Hi!
We have a problem with multiple hosts stuck in Connecting state, which I hoped somebody
here could help us wrap our heads around.
All hosts, except one, seem to have very similar symptoms but I'll focus on one host
that represents the rest.
So, the host is stuck in Connecting state and this what we see in oVirt log files.
/var/log/ovirt-engine/engine.log:
2023-04-20 09:51:53,021+03 ERROR
[org.ovirt.engine.core.vdsbroker.vdsbroker.GetCapabilitiesAsyncVDSCommand]
(EE-ManagedScheduledExecutorService-engineScheduledThreadPool-Thread-37) [] Command
'GetCapabilitiesAsyncVDSCommand(HostName = ABC010-176-XYZ,
VdsIdAndVdsVDSCommandParametersBase:{hostId='2c458562-3d4d-4408-afc9-9a9484984a91',
vds='Host[ABC010-176-XYZ,2c458562-3d4d-4408-afc9-9a9484984a91]'})' execution
failed: org.ovirt.vdsm.jsonrpc.client.ClientConnectionException: SSL session is invalid
2023-04-20 09:55:16,556+03 ERROR
[org.ovirt.engine.core.dal.dbbroker.auditloghandling.AuditLogDirector]
(EE-ManagedScheduledExecutorService-engineScheduledThreadPool-Thread-67) [] EVENT_ID:
VDS_BROKER_COMMAND_FAILURE(10,802), VDSM ABC010-176-XYZ command Get Host Capabilities
failed: Message timeout which can be caused by communication issues
/var/log/vdsm/vdsm.log:
2023-04-20 17:48:51,977+0300 INFO (vmrecovery) [vdsm.api] START
getConnectedStoragePoolsList() from=internal, task_id=ebce7c8c-6ded-454e-9aee-86edf72764ef
(api:31)
2023-04-20 17:48:51,977+0300 INFO (vmrecovery) [vdsm.api] FINISH
getConnectedStoragePoolsList return={'poollist': []} from=internal,
task_id=ebce7c8c-6ded-454e-9aee-86edf72764ef (api:37)
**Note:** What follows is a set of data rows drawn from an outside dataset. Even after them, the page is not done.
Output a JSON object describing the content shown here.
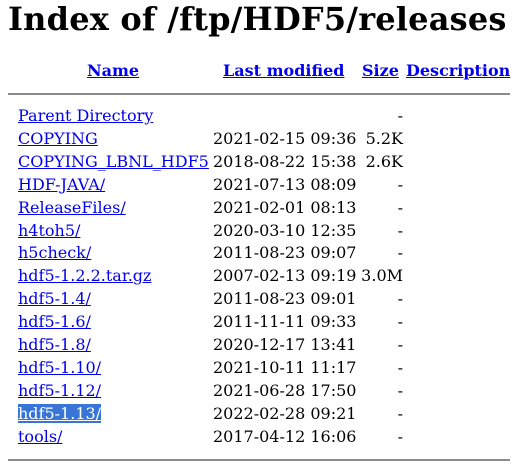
{
  "page": {
    "title": "Index of /ftp/HDF5/releases"
  },
  "table": {
    "columns": {
      "name": "Name",
      "last_modified": "Last modified",
      "size": "Size",
      "description": "Description"
    },
    "rows": [
      {
        "name": "Parent Directory",
        "date": "",
        "size": "-"
      },
      {
        "name": "COPYING",
        "date": "2021-02-15 09:36",
        "size": "5.2K"
      },
      {
        "name": "COPYING_LBNL_HDF5",
        "date": "2018-08-22 15:38",
        "size": "2.6K"
      },
      {
        "name": "HDF-JAVA/",
        "date": "2021-07-13 08:09",
        "size": "-"
      },
      {
        "name": "ReleaseFiles/",
        "date": "2021-02-01 08:13",
        "size": "-"
      },
      {
        "name": "h4toh5/",
        "date": "2020-03-10 12:35",
        "size": "-"
      },
      {
        "name": "h5check/",
        "date": "2011-08-23 09:07",
        "size": "-"
      },
      {
        "name": "hdf5-1.2.2.tar.gz",
        "date": "2007-02-13 09:19",
        "size": "3.0M"
      },
      {
        "name": "hdf5-1.4/",
        "date": "2011-08-23 09:01",
        "size": "-"
      },
      {
        "name": "hdf5-1.6/",
        "date": "2011-11-11 09:33",
        "size": "-"
      },
      {
        "name": "hdf5-1.8/",
        "date": "2020-12-17 13:41",
        "size": "-"
      },
      {
        "name": "hdf5-1.10/",
        "date": "2021-10-11 11:17",
        "size": "-"
      },
      {
        "name": "hdf5-1.12/",
        "date": "2021-06-28 17:50",
        "size": "-"
      },
      {
        "name": "hdf5-1.13/",
        "date": "2022-02-28 09:21",
        "size": "-"
      },
      {
        "name": "tools/",
        "date": "2017-04-12 16:06",
        "size": "-"
      }
    ]
  },
  "colors": {
    "link": "#0000ee",
    "selection": "#3875d7"
  }
}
2023-04-20 17:48:51,978+0300 INFO (vmrecovery) [vds] recovery: waiting for storage pool
to go up (clientIF:723)
Both engine.log and vdsm.log are flooded with these messages. They are repeated at regular
intervals ad infinitum. This is one common symptom shared by multiple hosts in our
deployment. They all have these message loops in engine.log and vdsm.log files. On all
Running vdsm-client Host getConnectedStoragePools also returns an empty list represented
by [] on all hosts (but interestingly there is one that showed Storage Pool UUID and yet
it was still stuck in Connecting state).
This particular host (ABC010-176-XYZ) is connected to 3 CEPH iSCSI Storage Domains and
lsblk shows 3 block devices with matching UUIDs in their device components. So, the
storage seems to be connected but the Storage Pool is not? How is that even possible?
Now, what's even more weird is that we tried rebooting the host (via Administrator
Portal) and it didn't help. We even tried removing and re-adding the host in
Administrator Portal but to no avail.
Additionally, the host refused to go into Maintenance mode so we had to enforce it by
manually updating Engine DB.
We also tried reinstalling the host via Administrator Portal and ran into another weird
problem, which I'm not sure if it's a related one or a problem that deserves a
dedicated discussion thread but, basically, the underlying Ansible playbook exited with
the following error message:
"stdout" : "fatal: [10.10.10.176]: UNREACHABLE! =>
{\"changed\": false, \"msg\": \"Data could not be sent to remote
host \\\"10.10.10.176\\\". Make sure this host can be reached over ssh: \",
\"unreachable\": true}",
Counterintuitively, just before running Reinstall via Administrator Portal we had been
able to reboot the same host (which as you know oVirt does via Ansible as well). So, no
changes on the host in between just different Ansible playbooks. To confirm that we
actually had access to the host over ssh we successfully ran ssh -p $PORT
root(a)10.10.10.176 -i /etc/pki/ovirt-engine/keys/engine_id_rsa and it worked.
That made us scratch our heads for a while but what seems to had fixed Ansible's ssh
access problems was manual full stop of all VDSM-related systemd services on the host. It
was just a wild guess but as soon as we stopped all VDSM services Ansible stopped
complaining about not being able to reach the target host and successfully did its job.
I'm sure you'd like to see more logs but I'm not certain what exactly is
relevant. There are a ton of logs as this deployment is comprised of nearly 80 hosts. So,
I guess it's best if you just request to see specific logs, messages or configuration
details and I'll cherry-pick what's relevant.
We don't really understand what's going on and would appreciate any help. We tried
just about anything we could think of to resolve this issue and are running out of ideas
what to do next.
If you have any questions just ask and I'll do my best to answer them.